Arms

Boyd’s Bible Dictionary:

Hebrew offensive weapons were the sword (1 Sam. 17:51; 25:13; 2 Sam. 20:8; Judg. 3:16); spear (1 Sam. 17:7; 2 Sam. 2:23; 23:8); bow and arrow [ARCHERY]; sling (2 Kings 3:25); battle-ax (Jer. 51:20). Among defensive armor were breastplates, cuirasses, coats of mail, helmets, greaves, habergeons, shields, bucklers (1 Sam. 17:5-7; 2 Chron. 26:14).

Concise Bible Dictionary:

The offensive arms found in the Old Testament are
1. The SWORD, for which several Hebrew words are used:
1. barag, often translated “lightning”; it is “glittering sword” in Job 20:25.
2. chereb, a sword, as laying waste. It is the word commonly used in the Old Testament for sword (everywhere indeed except in the references given here under the other words): it was a straight tapering weapon, with two edges and a sharp point (Psalm 149:6; Isa. 14:19). It is used metaphorically for keen and piercing words, as in Psalm 57:4 and Psalm 64:3.
3. retsach, an undefined slaying weapon, translated “sword” only in Psalm 42:10.
4. shelach, a missile of death, as a dart (Job 33:18; Job 36:12; Joel 2:8).
5. pethichoth, from “to open,” is translated “drawn sword” in Psalm 55:21.
2. SPEARS.
1. chanith, thus named as being flexible: it is the word mostly used for the spear (1 Sam. 13:19; Psalm 57:4). It is this weapon that will be beaten into pruning hooks (Isa. 2:4; Mic. 4:3).
2. kidon, a smaller kind of lance, or javelin (Josh. 8:18, 26; Job 41:29; Jer. 6:23).
3. tselatsal, harpoon (Job 41:7).
4. qayin, lance (2 Sam. 21:16).
5. romach, spear used by heavy-armed troops, the iron head of a spear (Judg. 5:8).

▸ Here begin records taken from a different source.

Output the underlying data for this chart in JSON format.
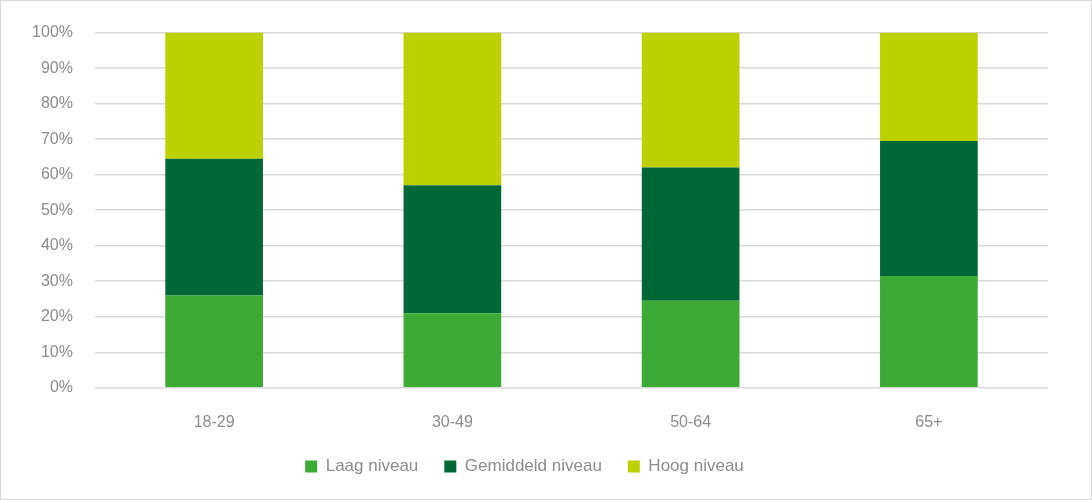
{
  "chart_data": {
    "type": "bar",
    "stacked": true,
    "categories": [
      "18-29",
      "30-49",
      "50-64",
      "65+"
    ],
    "series": [
      {
        "name": "Laag niveau",
        "color": "#3caa35",
        "values": [
          26,
          21,
          24.5,
          31.5
        ]
      },
      {
        "name": "Gemiddeld niveau",
        "color": "#006837",
        "values": [
          38.5,
          36,
          37.5,
          38
        ]
      },
      {
        "name": "Hoog niveau",
        "color": "#bdd000",
        "values": [
          35.5,
          43,
          38,
          30.5
        ]
      }
    ],
    "ylim": [
      0,
      100
    ],
    "yticks": [
      {
        "value": 0,
        "label": "0%"
      },
      {
        "value": 10,
        "label": "10%"
      },
      {
        "value": 20,
        "label": "20%"
      },
      {
        "value": 30,
        "label": "30%"
      },
      {
        "value": 40,
        "label": "40%"
      },
      {
        "value": 50,
        "label": "50%"
      },
      {
        "value": 60,
        "label": "60%"
      },
      {
        "value": 70,
        "label": "70%"
      },
      {
        "value": 80,
        "label": "80%"
      },
      {
        "value": 90,
        "label": "90%"
      },
      {
        "value": 100,
        "label": "100%"
      }
    ],
    "grid": "y",
    "legend": "bottom"
  }
}
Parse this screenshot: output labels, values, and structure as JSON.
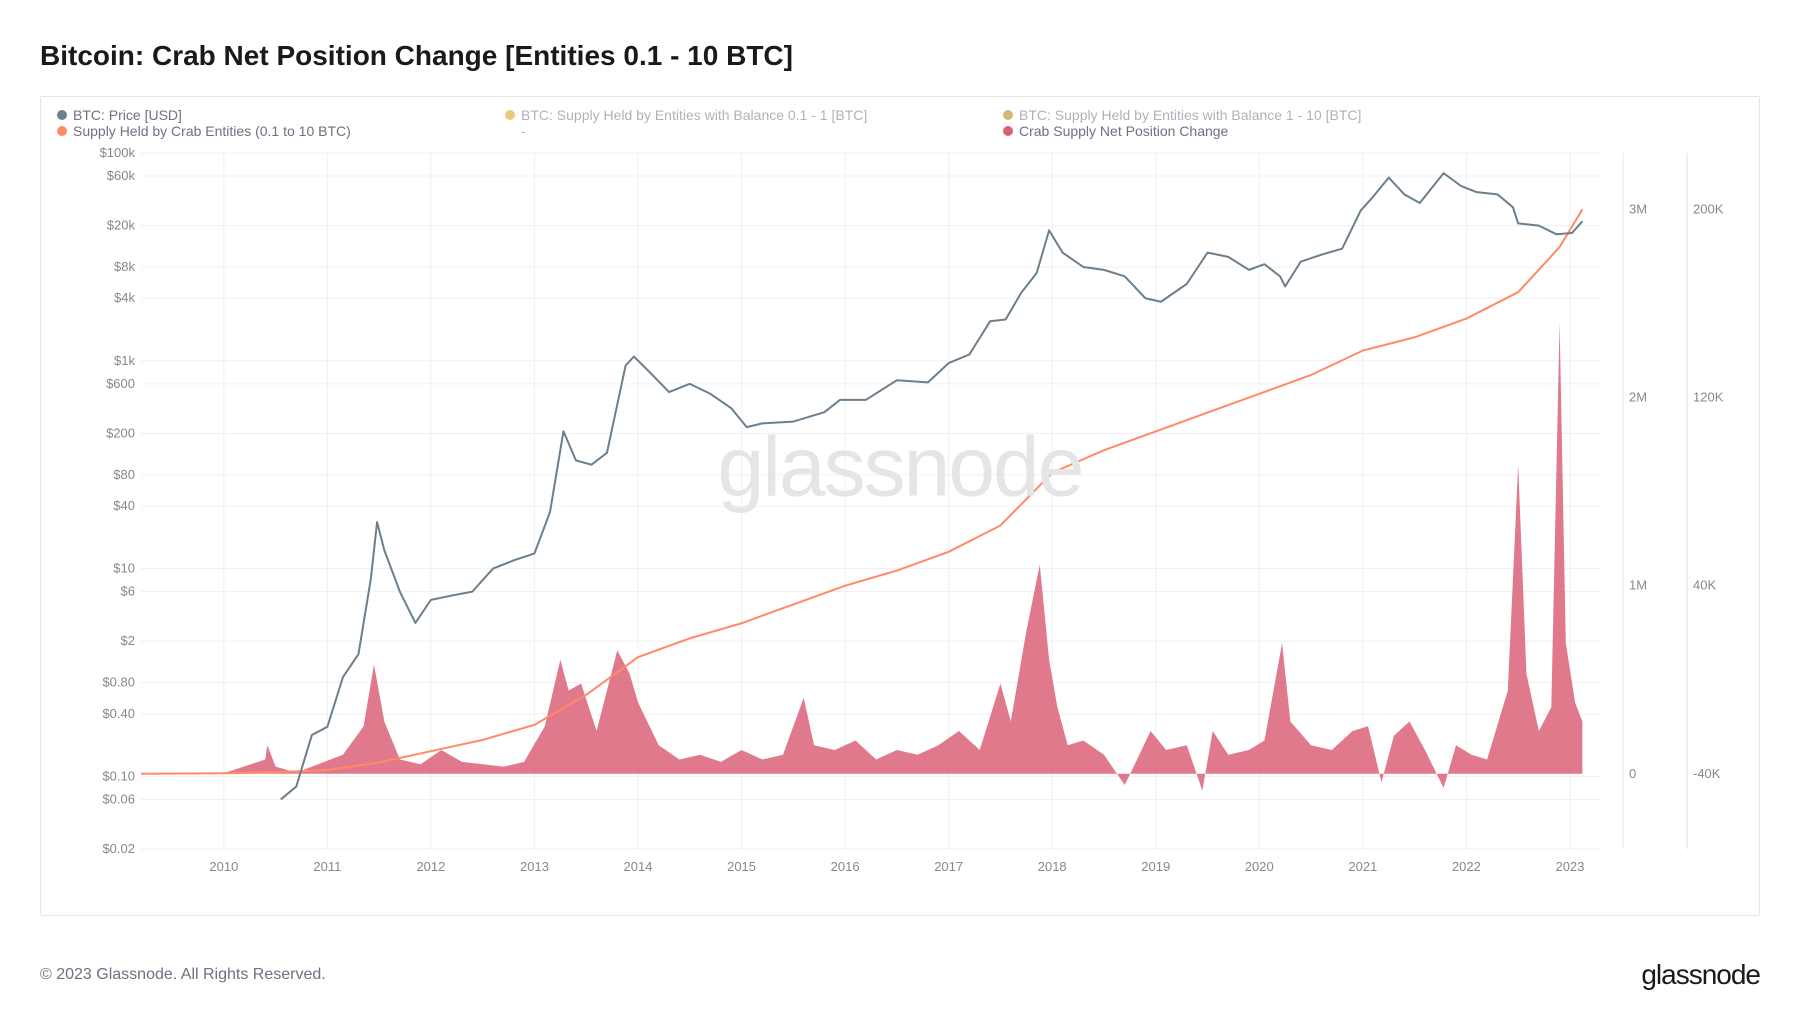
{
  "title": "Bitcoin: Crab Net Position Change [Entities 0.1 - 10 BTC]",
  "watermark": "glassnode",
  "footer_copyright": "© 2023 Glassnode. All Rights Reserved.",
  "footer_brand": "glassnode",
  "legend": [
    {
      "label": "BTC: Price [USD]",
      "color": "#6b7f8c",
      "muted": false
    },
    {
      "label": "BTC: Supply Held by Entities with Balance 0.1 - 1 [BTC]",
      "color": "#d4a017",
      "muted": true
    },
    {
      "label": "BTC: Supply Held by Entities with Balance 1 - 10 [BTC]",
      "color": "#b07d00",
      "muted": true
    },
    {
      "label": "Supply Held by Crab Entities (0.1 to 10 BTC)",
      "color": "#ff8a65",
      "muted": false
    },
    {
      "label": "-",
      "color": "transparent",
      "muted": true
    },
    {
      "label": "Crab Supply Net Position Change",
      "color": "#d96277",
      "muted": false
    }
  ],
  "chart": {
    "type": "combo-line-area",
    "x_years": [
      2010,
      2011,
      2012,
      2013,
      2014,
      2015,
      2016,
      2017,
      2018,
      2019,
      2020,
      2021,
      2022,
      2023
    ],
    "x_range": [
      2009.2,
      2023.3
    ],
    "left_axis": {
      "scale": "log",
      "label_ticks": [
        "$100k",
        "$60k",
        "$20k",
        "$8k",
        "$4k",
        "$1k",
        "$600",
        "$200",
        "$80",
        "$40",
        "$10",
        "$6",
        "$2",
        "$0.80",
        "$0.40",
        "$0.10",
        "$0.06",
        "$0.02"
      ],
      "tick_values": [
        100000,
        60000,
        20000,
        8000,
        4000,
        1000,
        600,
        200,
        80,
        40,
        10,
        6,
        2,
        0.8,
        0.4,
        0.1,
        0.06,
        0.02
      ],
      "min": 0.02,
      "max": 100000,
      "color": "#888888"
    },
    "right_axis_supply": {
      "scale": "linear",
      "ticks": [
        "3M",
        "2M",
        "1M",
        "0"
      ],
      "tick_values": [
        3000000,
        2000000,
        1000000,
        0
      ],
      "min": -400000,
      "max": 3300000,
      "color": "#ff8a65"
    },
    "right_axis_netpos": {
      "scale": "linear",
      "ticks": [
        "200K",
        "120K",
        "40K",
        "-40K"
      ],
      "tick_values": [
        200000,
        120000,
        40000,
        -40000
      ],
      "min": -48000,
      "max": 230000,
      "color": "#d96277"
    },
    "colors": {
      "price_line": "#6b7f8c",
      "supply_line": "#ff8a65",
      "netpos_fill": "#d96277",
      "background": "#ffffff",
      "grid": "#f0f0f0",
      "axis_text": "#888888"
    },
    "line_width_price": 2,
    "line_width_supply": 2,
    "fill_opacity_netpos": 0.85,
    "price_series": [
      [
        2010.55,
        0.06
      ],
      [
        2010.7,
        0.08
      ],
      [
        2010.85,
        0.25
      ],
      [
        2011.0,
        0.3
      ],
      [
        2011.15,
        0.9
      ],
      [
        2011.3,
        1.5
      ],
      [
        2011.42,
        8
      ],
      [
        2011.48,
        28
      ],
      [
        2011.55,
        15
      ],
      [
        2011.7,
        6
      ],
      [
        2011.85,
        3
      ],
      [
        2012.0,
        5
      ],
      [
        2012.2,
        5.5
      ],
      [
        2012.4,
        6
      ],
      [
        2012.6,
        10
      ],
      [
        2012.8,
        12
      ],
      [
        2013.0,
        14
      ],
      [
        2013.15,
        35
      ],
      [
        2013.28,
        210
      ],
      [
        2013.4,
        110
      ],
      [
        2013.55,
        100
      ],
      [
        2013.7,
        130
      ],
      [
        2013.88,
        900
      ],
      [
        2013.96,
        1100
      ],
      [
        2014.1,
        800
      ],
      [
        2014.3,
        500
      ],
      [
        2014.5,
        600
      ],
      [
        2014.7,
        480
      ],
      [
        2014.9,
        350
      ],
      [
        2015.05,
        230
      ],
      [
        2015.2,
        250
      ],
      [
        2015.5,
        260
      ],
      [
        2015.8,
        320
      ],
      [
        2015.95,
        420
      ],
      [
        2016.2,
        420
      ],
      [
        2016.5,
        650
      ],
      [
        2016.8,
        620
      ],
      [
        2017.0,
        950
      ],
      [
        2017.2,
        1150
      ],
      [
        2017.4,
        2400
      ],
      [
        2017.55,
        2500
      ],
      [
        2017.7,
        4500
      ],
      [
        2017.85,
        7000
      ],
      [
        2017.97,
        18000
      ],
      [
        2018.1,
        11000
      ],
      [
        2018.3,
        8000
      ],
      [
        2018.5,
        7500
      ],
      [
        2018.7,
        6500
      ],
      [
        2018.9,
        4000
      ],
      [
        2019.05,
        3700
      ],
      [
        2019.3,
        5500
      ],
      [
        2019.5,
        11000
      ],
      [
        2019.7,
        10000
      ],
      [
        2019.9,
        7500
      ],
      [
        2020.05,
        8500
      ],
      [
        2020.2,
        6500
      ],
      [
        2020.25,
        5200
      ],
      [
        2020.4,
        9000
      ],
      [
        2020.6,
        10500
      ],
      [
        2020.8,
        12000
      ],
      [
        2020.98,
        28000
      ],
      [
        2021.1,
        38000
      ],
      [
        2021.25,
        58000
      ],
      [
        2021.4,
        40000
      ],
      [
        2021.55,
        33000
      ],
      [
        2021.78,
        64000
      ],
      [
        2021.95,
        48000
      ],
      [
        2022.1,
        42000
      ],
      [
        2022.3,
        40000
      ],
      [
        2022.45,
        30000
      ],
      [
        2022.5,
        21000
      ],
      [
        2022.7,
        20000
      ],
      [
        2022.87,
        16500
      ],
      [
        2023.02,
        17000
      ],
      [
        2023.12,
        22000
      ]
    ],
    "supply_series": [
      [
        2009.2,
        0
      ],
      [
        2010.0,
        3000
      ],
      [
        2010.5,
        8000
      ],
      [
        2011.0,
        20000
      ],
      [
        2011.5,
        60000
      ],
      [
        2012.0,
        120000
      ],
      [
        2012.5,
        180000
      ],
      [
        2013.0,
        260000
      ],
      [
        2013.5,
        420000
      ],
      [
        2014.0,
        620000
      ],
      [
        2014.5,
        720000
      ],
      [
        2015.0,
        800000
      ],
      [
        2015.5,
        900000
      ],
      [
        2016.0,
        1000000
      ],
      [
        2016.5,
        1080000
      ],
      [
        2017.0,
        1180000
      ],
      [
        2017.5,
        1320000
      ],
      [
        2018.0,
        1600000
      ],
      [
        2018.5,
        1720000
      ],
      [
        2019.0,
        1820000
      ],
      [
        2019.5,
        1920000
      ],
      [
        2020.0,
        2020000
      ],
      [
        2020.5,
        2120000
      ],
      [
        2021.0,
        2250000
      ],
      [
        2021.5,
        2320000
      ],
      [
        2022.0,
        2420000
      ],
      [
        2022.5,
        2560000
      ],
      [
        2022.9,
        2800000
      ],
      [
        2023.12,
        3000000
      ]
    ],
    "netpos_series": [
      [
        2009.2,
        0
      ],
      [
        2010.0,
        200
      ],
      [
        2010.4,
        6000
      ],
      [
        2010.42,
        12000
      ],
      [
        2010.5,
        3000
      ],
      [
        2010.7,
        500
      ],
      [
        2011.15,
        8000
      ],
      [
        2011.35,
        20000
      ],
      [
        2011.45,
        46000
      ],
      [
        2011.55,
        22000
      ],
      [
        2011.7,
        6000
      ],
      [
        2011.9,
        4000
      ],
      [
        2012.1,
        10000
      ],
      [
        2012.3,
        5000
      ],
      [
        2012.5,
        4000
      ],
      [
        2012.7,
        3000
      ],
      [
        2012.9,
        5000
      ],
      [
        2013.1,
        20000
      ],
      [
        2013.25,
        48000
      ],
      [
        2013.33,
        35000
      ],
      [
        2013.45,
        38000
      ],
      [
        2013.6,
        18000
      ],
      [
        2013.8,
        52000
      ],
      [
        2013.92,
        42000
      ],
      [
        2014.0,
        30000
      ],
      [
        2014.2,
        12000
      ],
      [
        2014.4,
        6000
      ],
      [
        2014.6,
        8000
      ],
      [
        2014.8,
        5000
      ],
      [
        2015.0,
        10000
      ],
      [
        2015.2,
        6000
      ],
      [
        2015.4,
        8000
      ],
      [
        2015.6,
        32000
      ],
      [
        2015.7,
        12000
      ],
      [
        2015.9,
        10000
      ],
      [
        2016.1,
        14000
      ],
      [
        2016.3,
        6000
      ],
      [
        2016.5,
        10000
      ],
      [
        2016.7,
        8000
      ],
      [
        2016.9,
        12000
      ],
      [
        2017.1,
        18000
      ],
      [
        2017.3,
        10000
      ],
      [
        2017.5,
        38000
      ],
      [
        2017.6,
        22000
      ],
      [
        2017.75,
        60000
      ],
      [
        2017.88,
        88000
      ],
      [
        2017.97,
        48000
      ],
      [
        2018.05,
        28000
      ],
      [
        2018.15,
        12000
      ],
      [
        2018.3,
        14000
      ],
      [
        2018.5,
        8000
      ],
      [
        2018.7,
        -8000
      ],
      [
        2018.82,
        6000
      ],
      [
        2018.95,
        18000
      ],
      [
        2019.1,
        10000
      ],
      [
        2019.3,
        12000
      ],
      [
        2019.45,
        -12000
      ],
      [
        2019.55,
        18000
      ],
      [
        2019.7,
        8000
      ],
      [
        2019.9,
        10000
      ],
      [
        2020.05,
        14000
      ],
      [
        2020.22,
        55000
      ],
      [
        2020.3,
        22000
      ],
      [
        2020.5,
        12000
      ],
      [
        2020.7,
        10000
      ],
      [
        2020.9,
        18000
      ],
      [
        2021.05,
        20000
      ],
      [
        2021.18,
        -6000
      ],
      [
        2021.3,
        16000
      ],
      [
        2021.45,
        22000
      ],
      [
        2021.6,
        10000
      ],
      [
        2021.78,
        -10000
      ],
      [
        2021.9,
        12000
      ],
      [
        2022.05,
        8000
      ],
      [
        2022.2,
        6000
      ],
      [
        2022.4,
        35000
      ],
      [
        2022.5,
        130000
      ],
      [
        2022.58,
        42000
      ],
      [
        2022.7,
        18000
      ],
      [
        2022.82,
        28000
      ],
      [
        2022.9,
        190000
      ],
      [
        2022.96,
        55000
      ],
      [
        2023.05,
        30000
      ],
      [
        2023.12,
        22000
      ]
    ]
  }
}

The pruning hooks are to be beaten into spears in the time of God’s judgments (Joel 3:10).
Bows
3. BOW, from which arrows are discharged, gesheth, generally made of wood, but sometimes of steel or brass (Job 20:24). It is constantly found in the Old Testament from Genesis to Zechariah. It is used to express punishment from God (Lam. 2:4; Lam. 3:12); and of men to show their power to injure (Psalm 37:14- 15). “A deceitful bow” expresses a man who fails just when his aid is most needed, as when a bow breaks suddenly (Psa. 78:57; Hos. 7:16).
A shepherd boy using a sling.
4. The SLING, by which stones are discharged, Bela. It was by means of this that David smote Goliath (1 Sam. 17:40, 49-50). Of the Benjamites there were 700 men lefthanded; “every one could sling stones at an hair breadth, and not miss” (Judg. 20:16). (In Proverbs 26:8 occurs another word for sling, margemah, but the passage is considered better translated “as he that putteth a precious stone in a heap of stones,” as in the margin.)
Catapult
5.ENGINES,” with which Uzziah shot arrows and great stones (2 Chron. 26:15).